It was dark in there.

It reeked of excrements and was unbearable. He was processing information at lightning speed when he noticed something lying on the floor.

Berry lowered both his head and rifle at the same time once he could confirm they didn’t pose any kind of threat. Moving up closer, he understood they were people.

 

There were three of them, all unarmed and chained to a tree trunk embedded in the floor.

They slept chained to each other– Berry thought. 

Stepping closer, he stared at their faces more attentively and discovered they were Americans.

My god.

 

Calm down – he thought, as he swiftly probed the room. 

It was small and dark, and in one corner there were steps which lead downwards.

Calm down - he told himself again. 

 

Berry felt stunned for an instant, almost in shock, because those faces had very little human left in them at that point.

Their skin was transparently thin, their eyes sullen and their eye sockets had become black.

Even if they could still look around, they were nothing but skulls.

 

My God – he repeated to himself in an attempt to regain his breath.  

 

Berry was so jumpy that when one of prisoners moved to cover his face with his hands Berry jerked to shoot him. The battle was still raging on outside the hut, and it was starting to get to everyone.

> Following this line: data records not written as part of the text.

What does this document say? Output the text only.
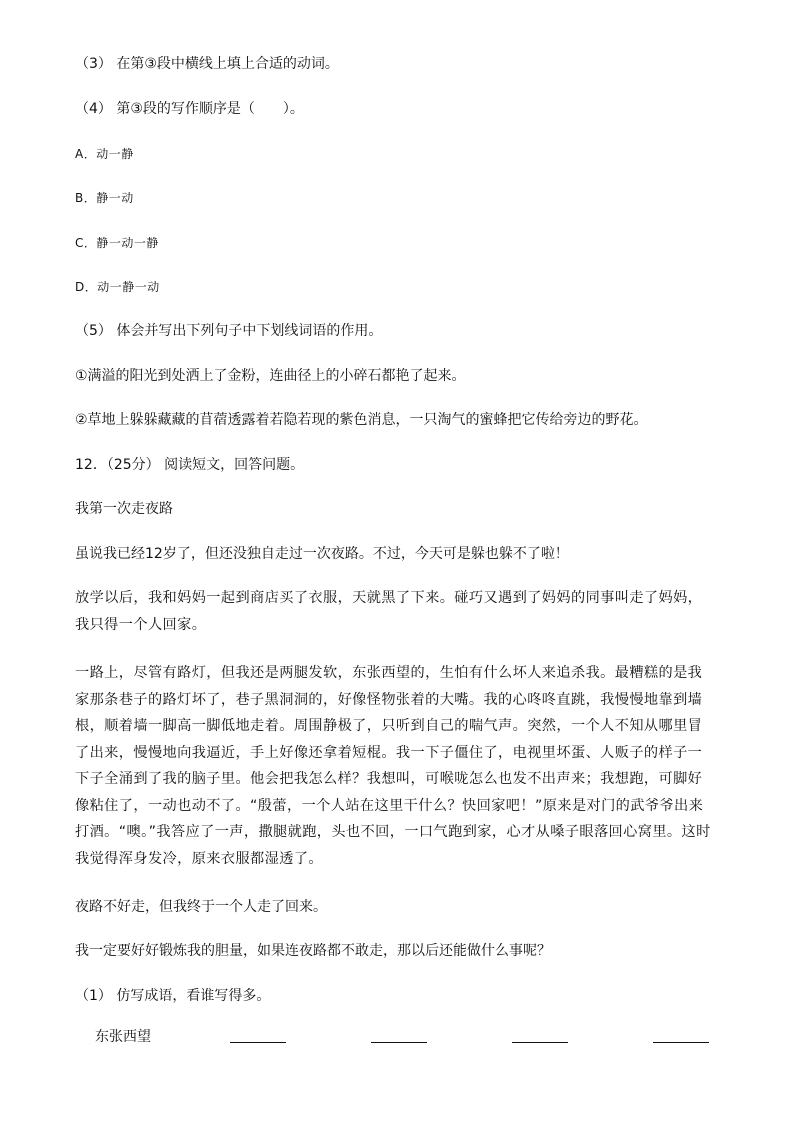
（3） 在第③段中横线上填上合适的动词。
（4） 第③段的写作顺序是（　　）。
A．动一静
B．静一动
C．静一动一静
D．动一静一动
（5） 体会并写出下列句子中下划线词语的作用。
①满溢的阳光到处洒上了金粉，连曲径上的小碎石都艳了起来。
②草地上躲躲藏藏的苜蓿透露着若隐若现的紫色消息，一只淘气的蜜蜂把它传给旁边的野花。
12．（25分） 阅读短文，回答问题。
我第一次走夜路
虽说我已经12岁了，但还没独自走过一次夜路。不过，今天可是躲也躲不了啦！
放学以后，我和妈妈一起到商店买了衣服，天就黑了下来。碰巧又遇到了妈妈的同事叫走了妈妈，我只得一个人回家。
一路上，尽管有路灯，但我还是两腿发软，东张西望的，生怕有什么坏人来追杀我。最糟糕的是我家那条巷子的路灯坏了，巷子黑洞洞的，好像怪物张着的大嘴。我的心咚咚直跳，我慢慢地靠到墙根，顺着墙一脚高一脚低地走着。周围静极了，只听到自己的喘气声。突然，一个人不知从哪里冒了出来，慢慢地向我逼近，手上好像还拿着短棍。我一下子僵住了，电视里坏蛋、人贩子的样子一下子全涌到了我的脑子里。他会把我怎么样？我想叫，可喉咙怎么也发不出声来；我想跑，可脚好像粘住了，一动也动不了。“殷蕾，一个人站在这里干什么？快回家吧！”原来是对门的武爷爷出来打酒。“噢。”我答应了一声，撒腿就跑，头也不回，一口气跑到家，心才从嗓子眼落回心窝里。这时我觉得浑身发冷，原来衣服都湿透了。
夜路不好走，但我终于一个人走了回来。
我一定要好好锻炼我的胆量，如果连夜路都不敢走，那以后还能做什么事呢？
（1） 仿写成语，看谁写得多。
东张西望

At this point Messner slid past Berry and in a blink of an eye was at the prisoners examining them. Berry, on the other hand, kept back, still somewhat shocked.

 

-

 

“Are there any other guards?” Messner asked.

“Downstairs, are there any other guards?”

“I am covering you, Snake” said Krakauer from their backs.

“Go” said Messner too.

“No” said one of the three prisoners, the only one who had enough energy to mumble something a loud.  

“There are no other guards, no, no”

 

Then, with a quivering voice, he asked:

 

“Americans?”

 

His eyes were almost teary.

Messner smiled, and then answered:

 

“Snake is a nigger. Don't you see he is a nigger? Of course we are Americans”

The prisoner looked at him as if he didn’t understand a word.

“We’re here to free you,” exclaimed Messner.

 

-

 

Berry started climbing down the steps one at time, with extreme caution.

It was dark down there and his eyes hadn't adjusted yet.

After his third step down, he heard a sob and came to a halt. Without hesitation, he turned and pointed his AK in the direction from where the noise had come.

Keep those nerves steady, Delmore.

 

You don't want to get yourself killed down here, nor do you want to kill a prisoner by accident either.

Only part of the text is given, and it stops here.